Some GPs use LLMs today for write ups and diagnosis (but most don’t)
Reading: Generative artificial intelligence in primary care: an online survey of UK general practitioners, BMJ Health & Care Informatics, 17 September 2024.
It’s a survey of 1,000 GPs, so engage your worries about responder bias, and demographic differences (PDF) from the GP population.
But it’s great to see. A smart idea to just ask GPs what they are doing with this tech.
The survey found most GPs (who responded) are not using LLMs today. I was surprised as many as 20% are, given the risks of pasting personal data into standard ChatGPT:
One in five of the UK GPs surveyed here reported using LLM-powered chatbots to assist with tasks in clinical practice; among them, ChatGPT was the most used tool. More than one in four participants who used generative AI reported using these tools to assist with writing documentation after patient appointments or with differential diagnosis.
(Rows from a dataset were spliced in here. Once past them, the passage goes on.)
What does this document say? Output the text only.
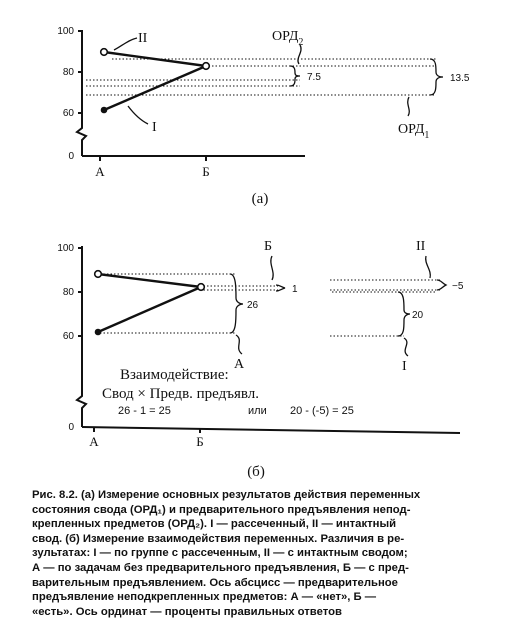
100
80
60
0
А	Б
II
I
$ОРД_2$
7.5	13.5
$ОРД_1$
(а)
100
80
60
0
А	Б
Б
1
26
А
II
−5
20
I
Взаимодействие:
Свод × Предв. предъявл.
26 - 1 = 25	или 20 - (-5) = 25
(б)
Рис. 8.2. (а) Измерение основных результатов действия переменных
состояния свода (ОРД₁) и предварительного предъявления непод-
крепленных предметов (ОРД₂). I — рассеченный, II — интактный
свод. (б) Измерение взаимодействия переменных. Различия в ре-
зультатах: I — по группе с рассеченным, II — с интактным сводом;
А — по задачам без предварительного предъявления, Б — с пред-
варительным предъявлением. Ось абсцисс — предварительное
предъявление неподкрепленных предметов: А — «нет», Б —
«есть». Ось ординат — проценты правильных ответов
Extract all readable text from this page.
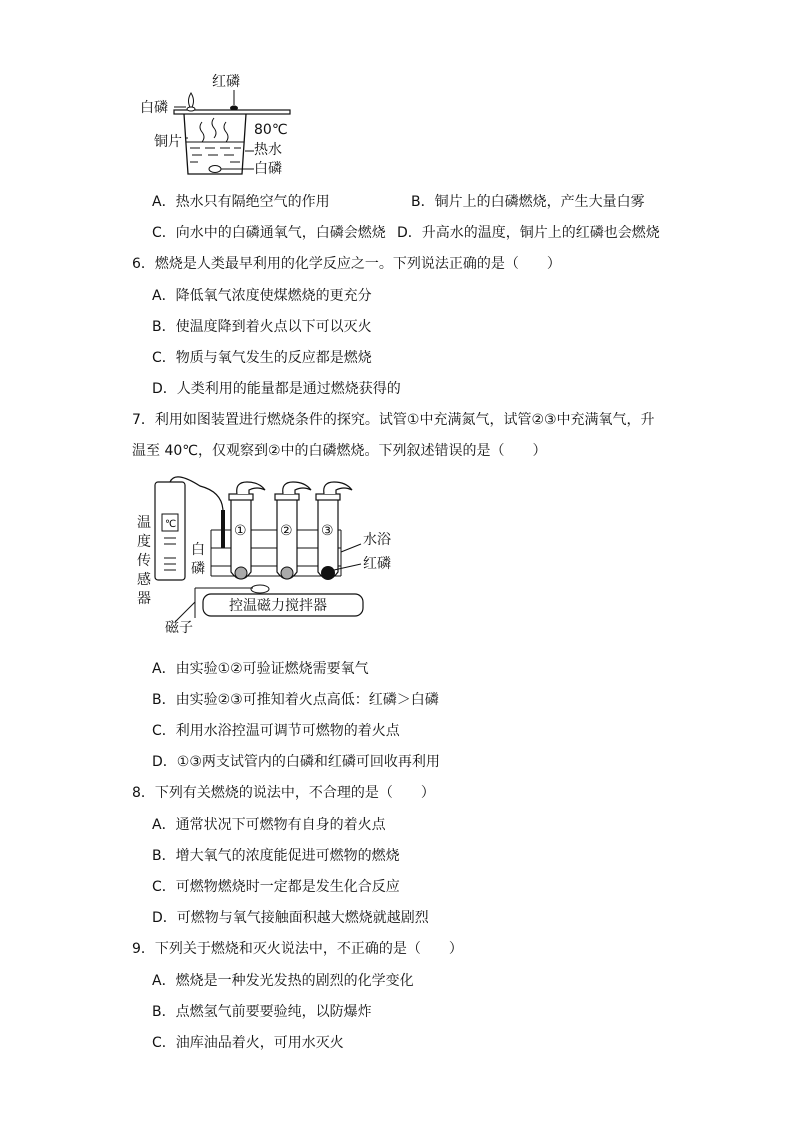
红磷
白磷
铜片
80℃
热水
白磷
A．热水只有隔绝空气的作用	B．铜片上的白磷燃烧，产生大量白雾
C．向水中的白磷通氧气，白磷会燃烧 D．升高水的温度，铜片上的红磷也会燃烧
6．燃烧是人类最早利用的化学反应之一。下列说法正确的是（　　）
A．降低氧气浓度使煤燃烧的更充分
B．使温度降到着火点以下可以灭火
C．物质与氧气发生的反应都是燃烧
D．人类利用的能量都是通过燃烧获得的
7．利用如图装置进行燃烧条件的探究。试管①中充满氮气，试管②③中充满氧气，升
温至 40℃，仅观察到②中的白磷燃烧。下列叙述错误的是（　　）
℃	① ② ③
温
度
传
感
器
白
磷
水浴
红磷
控温磁力搅拌器
磁子
A．由实验①②可验证燃烧需要氧气
B．由实验②③可推知着火点高低：红磷＞白磷
C．利用水浴控温可调节可燃物的着火点
D．①③两支试管内的白磷和红磷可回收再利用
8．下列有关燃烧的说法中，不合理的是（　　）
A．通常状况下可燃物有自身的着火点
B．增大氧气的浓度能促进可燃物的燃烧
C．可燃物燃烧时一定都是发生化合反应
D．可燃物与氧气接触面积越大燃烧就越剧烈
9．下列关于燃烧和灭火说法中，不正确的是（　　）
A．燃烧是一种发光发热的剧烈的化学变化
B．点燃氢气前要要验纯，以防爆炸
C．油库油品着火，可用水灭火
The use cases are in table 1:
One of the authors, Charlotte R. Blease, was kind enough to let me know research and teaching (as well as letter writing) was part of the “Other” uses.
I’d love to know what the "Other” (uncommon?) LLMs that were used. There’s a follow up paper coming.
* * *
Update: the follow-up paper has been published, showing growth to 25%. There's a summary post from the author at"From Toy to Tool: How UK GPs Quietly Normalised Generative AI":
Generative AI in UK primary care has moved from taboo to tool in a single year — without oversight, training, or transparency. The question is no longer whether doctors should use AI. It’s how we make its use safe, accountable, and honest.